Keine Ahnung. Jetzt geht es erstmal mit der Support-Tour weiter. Ich will irgendwann schon alleine auf Tour gehen – vielleicht mit dem nächsten Album?
Was sind das eigentlich für Leute, die bei Dir aufs Konzert gehen und deine Musik hören?
Verschiedene. Letztens, als ich beim Fusion-Festival aufgetreten bin, haben viele Leute harte Drogen genommen. Die haben dann bei mir kommentiert: „Genau bei diesem Song hat meine Pappe geklatscht.“ Aber es gibt auch jünger Mädels, die Texte auswendig können oder voll die Proleten, die da stehen und meine Musik feiern. Das ist durchmischt.
Du wohnst seit vier Jahren in Berlin. Was zieht dich immer wieder zurück nach Erfurt?
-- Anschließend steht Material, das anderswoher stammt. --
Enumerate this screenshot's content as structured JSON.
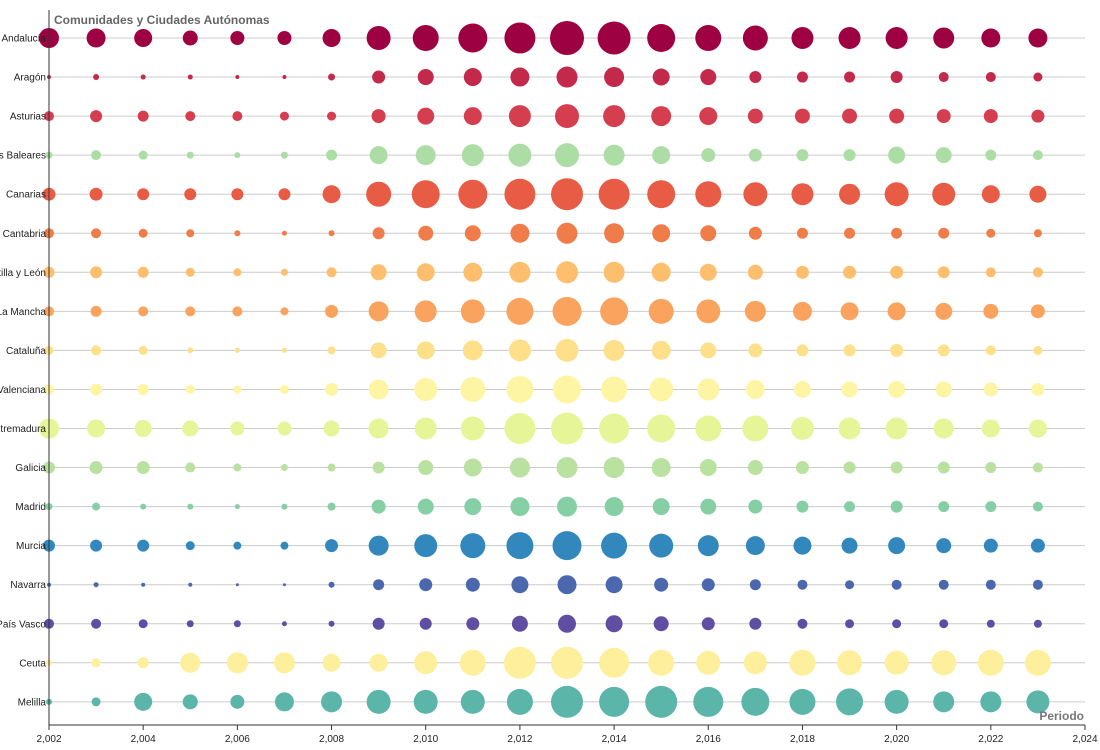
{
  "chart_data": {
    "type": "scatter",
    "subtype": "bubble-matrix",
    "title": "Comunidades y Ciudades Autónomas",
    "xlabel": "Periodo",
    "ylabel": "",
    "xlim": [
      2002,
      2024
    ],
    "x_ticks": [
      2002,
      2004,
      2006,
      2008,
      2010,
      2012,
      2014,
      2016,
      2018,
      2020,
      2022,
      2024
    ],
    "x_tick_labels": [
      "2,002",
      "2,004",
      "2,006",
      "2,008",
      "2,010",
      "2,012",
      "2,014",
      "2,016",
      "2,018",
      "2,020",
      "2,022",
      "2,024"
    ],
    "years": [
      2002,
      2003,
      2004,
      2005,
      2006,
      2007,
      2008,
      2009,
      2010,
      2011,
      2012,
      2013,
      2014,
      2015,
      2016,
      2017,
      2018,
      2019,
      2020,
      2021,
      2022,
      2023
    ],
    "grid": true,
    "series": [
      {
        "name": "Andalucía",
        "label": "Andalucía",
        "color": "#9e0142",
        "values": [
          10,
          9.5,
          9,
          7.5,
          7,
          7,
          9,
          12,
          13,
          14.5,
          15.5,
          17,
          16.5,
          14,
          13,
          12.5,
          11,
          11,
          11,
          10.5,
          9.5,
          9.5
        ]
      },
      {
        "name": "Aragón",
        "label": "Aragón",
        "color": "#c2294a",
        "values": [
          2,
          3,
          2.5,
          2.5,
          2,
          2,
          3.5,
          6.5,
          8,
          9,
          9.5,
          10.5,
          10,
          8.5,
          8,
          6,
          5.5,
          5.5,
          6,
          5,
          5,
          4.5
        ]
      },
      {
        "name": "Asturias",
        "label": "Asturias",
        "color": "#d53e4f",
        "values": [
          5,
          6,
          5.5,
          5,
          5,
          4.5,
          4.5,
          7,
          8.5,
          9,
          11,
          12,
          11,
          10,
          9,
          7.5,
          7.5,
          7.5,
          7.5,
          7,
          7,
          6.5
        ]
      },
      {
        "name": "Illes Balears",
        "label": "Illes Baleares",
        "color": "#abdda4",
        "values": [
          3.5,
          5,
          4.5,
          3.5,
          3,
          3.5,
          5.5,
          9,
          10,
          11,
          11.5,
          12,
          10.5,
          9,
          7,
          6.5,
          6,
          6,
          8.5,
          8,
          5.5,
          5
        ]
      },
      {
        "name": "Canarias",
        "label": "Canarias",
        "color": "#e85c46",
        "values": [
          6.5,
          6.5,
          6,
          6,
          6,
          6,
          9,
          12.5,
          14,
          14.5,
          15.5,
          16,
          15.5,
          14,
          13,
          12,
          11,
          10.5,
          12,
          11.5,
          9,
          8.5
        ]
      },
      {
        "name": "Cantabria",
        "label": "Cantabria",
        "color": "#f07c4a",
        "values": [
          5,
          5,
          4.5,
          4,
          3,
          2.5,
          3,
          6,
          7.5,
          8,
          9.5,
          10.5,
          10,
          9,
          8,
          6.5,
          5.5,
          5.5,
          5.5,
          5.5,
          4.5,
          4
        ]
      },
      {
        "name": "Castilla y León",
        "label": "Castilla y León",
        "color": "#fdbe6e",
        "values": [
          5.5,
          6,
          5.5,
          4.5,
          4,
          3.5,
          5,
          8,
          9,
          9.5,
          10.5,
          11,
          10.5,
          9.5,
          8.5,
          7.5,
          6.5,
          6.5,
          6.5,
          6,
          5,
          5
        ]
      },
      {
        "name": "Castilla-La Mancha",
        "label": "Castilla-La Mancha",
        "color": "#f9a35e",
        "values": [
          5,
          5.5,
          5,
          5,
          5,
          4,
          6.5,
          10,
          11,
          12,
          13.5,
          14.5,
          14,
          12.5,
          12,
          10.5,
          9.5,
          9,
          9,
          8.5,
          7.5,
          7
        ]
      },
      {
        "name": "Cataluña",
        "label": "Cataluña",
        "color": "#fee08b",
        "values": [
          4.5,
          5,
          4.5,
          3,
          2.5,
          2.5,
          4,
          8,
          9,
          10,
          11,
          11.5,
          10.5,
          9.5,
          8,
          7,
          6,
          6,
          6.5,
          6,
          5,
          4.5
        ]
      },
      {
        "name": "Comunitat Valenciana",
        "label": "Comunitat Valenciana",
        "color": "#fef5a4",
        "values": [
          5,
          6,
          5.5,
          4.5,
          4,
          4.5,
          6.5,
          10,
          11.5,
          12.5,
          13.5,
          14,
          13,
          12,
          11,
          9.5,
          8.5,
          8,
          8.5,
          8,
          7,
          6.5
        ]
      },
      {
        "name": "Extremadura",
        "label": "Extremadura",
        "color": "#e6f598",
        "values": [
          10,
          9,
          8.5,
          8,
          7,
          7,
          8,
          10,
          11,
          12,
          15.5,
          16,
          15,
          14,
          13,
          13,
          11.5,
          11,
          11,
          10,
          9,
          9
        ]
      },
      {
        "name": "Galicia",
        "label": "Galicia",
        "color": "#b9e1a0",
        "values": [
          6,
          6.5,
          6.5,
          5,
          4,
          3.5,
          4,
          6,
          7.5,
          9,
          10,
          10.5,
          10.5,
          9.5,
          8.5,
          7.5,
          6.5,
          6,
          6,
          6,
          5.5,
          5
        ]
      },
      {
        "name": "Madrid",
        "label": "Madrid",
        "color": "#86cfa5",
        "values": [
          3.5,
          4,
          3,
          3,
          2.5,
          3,
          4,
          7,
          8,
          8.5,
          9.5,
          10,
          9.5,
          8.5,
          8,
          7,
          6,
          5.5,
          6,
          5.5,
          5.5,
          5
        ]
      },
      {
        "name": "Murcia",
        "label": "Murcia",
        "color": "#3288bd",
        "values": [
          6,
          6,
          6,
          4.5,
          4,
          4,
          6.5,
          10,
          11.5,
          12.5,
          13.5,
          14.5,
          13,
          12,
          10.5,
          9.5,
          9,
          8,
          8.5,
          7.5,
          7,
          7
        ]
      },
      {
        "name": "Navarra",
        "label": "Navarra",
        "color": "#4b67ad",
        "values": [
          2,
          2.5,
          2,
          2,
          1.5,
          1.5,
          3,
          5.5,
          6.5,
          7,
          8.5,
          9.5,
          8.5,
          7,
          6.5,
          5.5,
          5,
          4.5,
          5,
          5,
          5,
          5
        ]
      },
      {
        "name": "País Vasco",
        "label": "País Vasco",
        "color": "#5e4fa2",
        "values": [
          5,
          5,
          4.5,
          3.5,
          3.5,
          2.5,
          3,
          6,
          6,
          6.5,
          8,
          9,
          8.5,
          7.5,
          6.5,
          6,
          5,
          4.5,
          4.5,
          4.5,
          4,
          4
        ]
      },
      {
        "name": "Ceuta",
        "label": "Ceuta",
        "color": "#fdef9b",
        "values": [
          3,
          4.5,
          5.5,
          10,
          10.5,
          10.5,
          9,
          9,
          11.5,
          13,
          16,
          16,
          15,
          13,
          12,
          11.5,
          13,
          12.5,
          12,
          12.5,
          13,
          13
        ]
      },
      {
        "name": "Melilla",
        "label": "Melilla",
        "color": "#5bb5a8",
        "values": [
          3,
          4.5,
          9,
          7.5,
          7,
          9.5,
          10.5,
          12,
          12,
          12,
          13,
          16,
          15,
          16,
          15,
          14,
          13,
          13.5,
          12,
          10.5,
          10.5,
          11.5
        ]
      }
    ]
  }
}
Hast Du hier Lieblings-Orte?
In Klein Venedig bin ich viel oder in der Ecke hinter der Krämerbrücke. Jedes Mal, wenn ich hier bin, chillen wir dort. In der Innenstadt von Erfurt kann man generell gut rumhängen. Und natürlich komme ich oft wegen meiner Freunde und meiner Mutter nach Erfurt zurück.
Mit dem Song „Rave on!“ haben wir angefangen. Jetzt schließen wir den Kreis. Wo gehst Du in Erfurt gerne zum Raven hin?
Am geilsten sind hier ja so illegalere Sachen in der Natur oder am Waldrand. Trotzdem geh ich auch gerne ins Kalif Storch oder so. Klanggerüst muss ich auf jeden Fall erwähnen. Dort haben wir ein Video gedreht. Das sind sehr coole Leute. Frau Korte und Retronom sind auch immer geil.